Wenn Krebspatienten zusätzlich zu einer Immuntherapie noch eine mRNA-Covid-19-Impfung erhalten, kann das ihr Sterberisiko deutlich senken, wie Studiendaten aus den USA zeigen.
Eine Person in medizinischer Schutzkleidung, einschließlich Maske und Handschuhen, hält ein Fläschchen mit der Aufschrift „COVID-19 Vaccine mRNA“ in die Kamera. Der Hintergrund ist unscharf, der Fokus liegt auf dem Impfstofffläschchen.
Eine Krebsimmuntherapie beruht darauf, die körpereigene Immunabwehr der erkrankten Person gegen ihren Tumor aufzustacheln. Das Immunsystem bekämpft den Tumor dann stärker. mRNA-Impfstoffe gegen Covid-19 können diese körpereigene Abwehrreaktion anscheinend intensivieren.

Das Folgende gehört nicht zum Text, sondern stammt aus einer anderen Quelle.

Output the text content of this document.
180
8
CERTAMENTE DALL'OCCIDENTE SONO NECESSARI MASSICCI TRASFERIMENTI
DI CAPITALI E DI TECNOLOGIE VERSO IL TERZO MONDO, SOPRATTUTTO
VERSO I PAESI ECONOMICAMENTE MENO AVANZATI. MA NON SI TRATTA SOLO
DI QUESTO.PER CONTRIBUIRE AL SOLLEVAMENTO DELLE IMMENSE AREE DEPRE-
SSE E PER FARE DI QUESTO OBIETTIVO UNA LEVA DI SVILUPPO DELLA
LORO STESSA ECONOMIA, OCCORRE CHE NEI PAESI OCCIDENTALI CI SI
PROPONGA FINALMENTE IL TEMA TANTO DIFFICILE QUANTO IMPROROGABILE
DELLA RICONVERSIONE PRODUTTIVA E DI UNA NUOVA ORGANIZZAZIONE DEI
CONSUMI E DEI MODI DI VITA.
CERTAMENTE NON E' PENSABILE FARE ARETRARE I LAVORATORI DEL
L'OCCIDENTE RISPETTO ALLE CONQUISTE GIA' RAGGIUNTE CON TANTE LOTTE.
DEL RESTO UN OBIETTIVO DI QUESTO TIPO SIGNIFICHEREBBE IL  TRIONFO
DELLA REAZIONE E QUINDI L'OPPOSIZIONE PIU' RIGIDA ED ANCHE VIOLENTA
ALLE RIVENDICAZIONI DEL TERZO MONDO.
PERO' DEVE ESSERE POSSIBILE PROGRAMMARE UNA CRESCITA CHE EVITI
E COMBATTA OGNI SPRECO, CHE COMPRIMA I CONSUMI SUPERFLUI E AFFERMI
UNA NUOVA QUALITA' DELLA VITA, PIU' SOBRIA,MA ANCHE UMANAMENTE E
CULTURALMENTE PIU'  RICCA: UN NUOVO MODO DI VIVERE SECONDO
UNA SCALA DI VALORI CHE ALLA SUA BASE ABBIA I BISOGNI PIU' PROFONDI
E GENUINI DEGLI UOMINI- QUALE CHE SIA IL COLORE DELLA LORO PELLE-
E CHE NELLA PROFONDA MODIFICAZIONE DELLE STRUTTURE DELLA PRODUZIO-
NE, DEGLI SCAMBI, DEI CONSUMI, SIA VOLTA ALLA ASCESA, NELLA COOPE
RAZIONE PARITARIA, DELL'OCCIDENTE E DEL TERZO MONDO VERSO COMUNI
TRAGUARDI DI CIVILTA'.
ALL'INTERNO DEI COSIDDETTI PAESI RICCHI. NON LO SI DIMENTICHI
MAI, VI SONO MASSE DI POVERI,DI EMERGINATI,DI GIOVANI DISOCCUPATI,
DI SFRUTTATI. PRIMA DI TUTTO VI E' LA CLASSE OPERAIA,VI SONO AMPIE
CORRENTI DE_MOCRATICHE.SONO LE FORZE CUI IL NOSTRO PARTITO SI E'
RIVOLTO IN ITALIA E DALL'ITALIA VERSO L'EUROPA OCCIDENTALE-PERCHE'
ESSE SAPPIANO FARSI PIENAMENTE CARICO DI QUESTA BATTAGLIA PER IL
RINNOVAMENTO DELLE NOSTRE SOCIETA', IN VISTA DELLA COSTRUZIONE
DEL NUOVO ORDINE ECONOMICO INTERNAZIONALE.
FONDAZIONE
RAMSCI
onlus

mRNA-Impfstoffe können Immuntherapien gegen Krebs deutlich wirksamer machen. Zu diesem Schluss kommt ein Team um Steven Lin von der Krebsklinik University of Texas MD Anderson Cancer Center, abgekürzt MD Anderson. Laut den Beobachtungen der Forschungsgruppe waren krebskranke Personen, die innerhalb von 100 Tagen nach dem Beginn einer Immuntherapie eine mRNA-Covid-19-Impfung erhielten, drei Jahre später mit doppelt so hoher Wahrscheinlichkeit noch am Leben wie Ungeimpfte. Eine weitere Studie soll nun testen, ob mRNA-Impfstoffe standardmäßig in bestimmte Krebsimmuntherapien mit aufgenommen werden sollten. Falls sich die bisherigen Ergebnisse bestätigen, könnten erheblich mehr Patientinnen und Patienten von einer Krebsimmuntherapie profitieren als zuvor.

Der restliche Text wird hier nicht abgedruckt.